Para los trabajadores de Ciriego, que se han repartido en dos turnos para no contagiarse entre ellos si alguno cae enfermo, lo peor no es la carga de trabajo. Esas cifras, en torno a la decena, son habituales durante el invierno. Los problemas tienen que ver más con la parte organizativa. Hasta hace tres semanas sabían con al menos 24 horas de antelación cómo iba a llegar el día siguiente. Ahora arrancan la mañana con dos servicios, pero a medida que suena el teléfono el número crece. Y tiene que ver, también, sobre todo, con la parte emocional. «Hacemos de psicólogos y les consolamos diciéndoles que cuando acabe esto podrán hacer un funeral o un acto como Dios manda», dice Bolado, quien reconoce que casi no duerme de la ansiedad que genera esta situación y que desde las 06.30 horas atiende el móvil de trabajo. «¿Cómo voy a hacer esperar a una gente que lo está pasando tan mal», explica.

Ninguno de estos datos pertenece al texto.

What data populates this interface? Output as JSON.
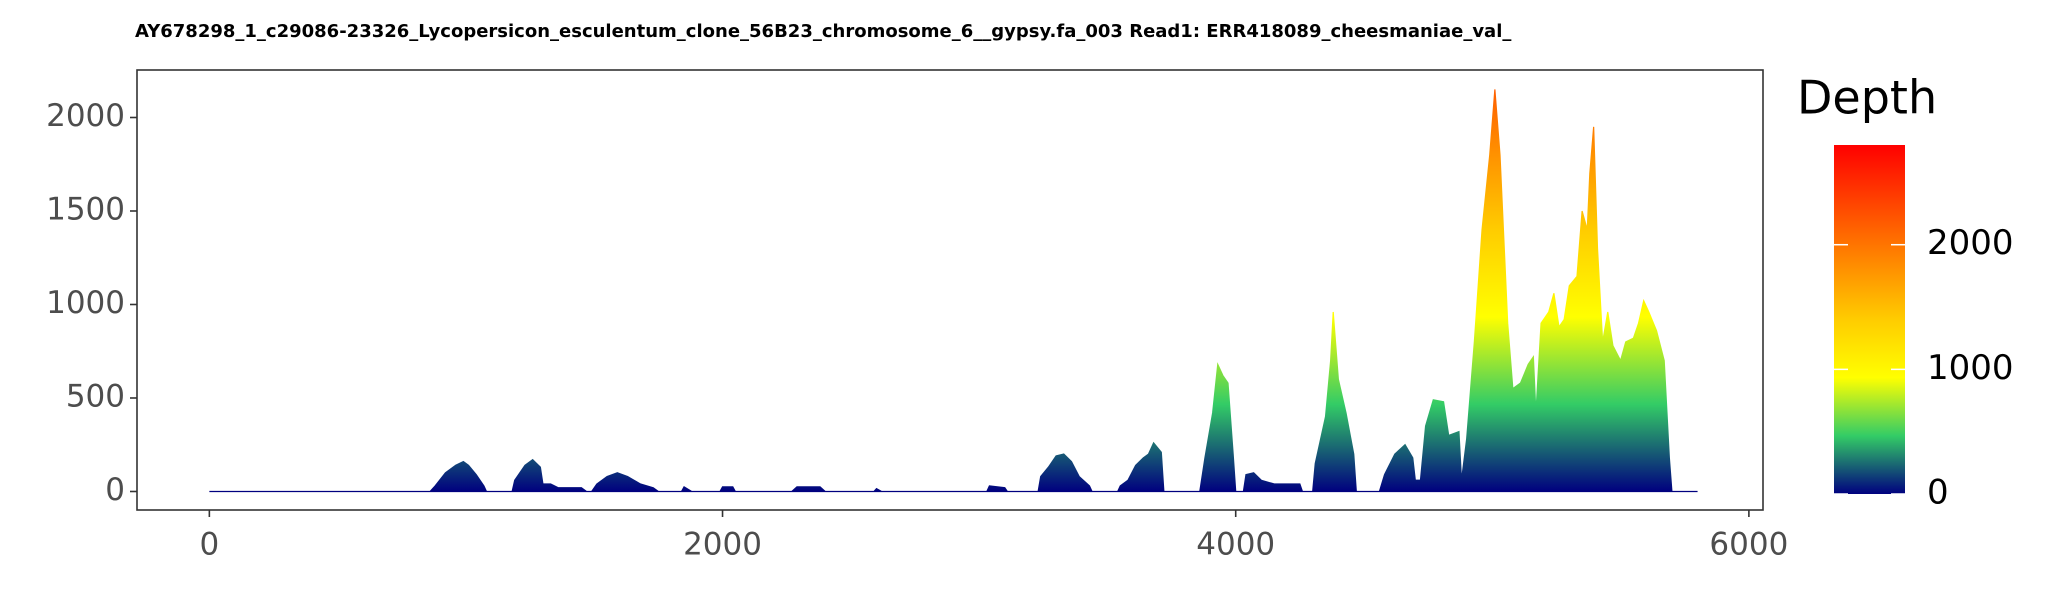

El resto del proceso es similar. Una de las diferencias es que algunas familias que optan por la incineración dejan las cenizas en el depósito con la idea de hacer el acto más adelante. Algunas, porque prefieren dar el último adiós en compañía, y otras, porque han convivido con el fallecido y también están en cuarentena. No pueden ni recoger la urna.
De los responsos se encarga esta semana Juan José Ibáñez, sacerdote de la parroquia de Santa Lucía: «Anastasio, el capellán, vive en la residencia y por su edad no es recomendable que salga». Por eso otros religiosos de la diócesis se van rotando semanalmente.
Delante de una vidriera que representa «el Calvario, como el que vivimos», insiste a los tres representantes de la familia en que tienen la misión de transmitir el consuelo que reciben a los que no han podido ir y hubieran querido hacerlo. «Ha habido casos de personas con cuatro hijos que han tenido que elegir quién se quedaba fuera. Al dolor profundo se une esta soledad», dice Ibáñez, quien no recuerda despedidas tan dolorosas desde el 11-M, que a él le pilló de párroco en Vallecas, cuya iglesia acogió varios funerales.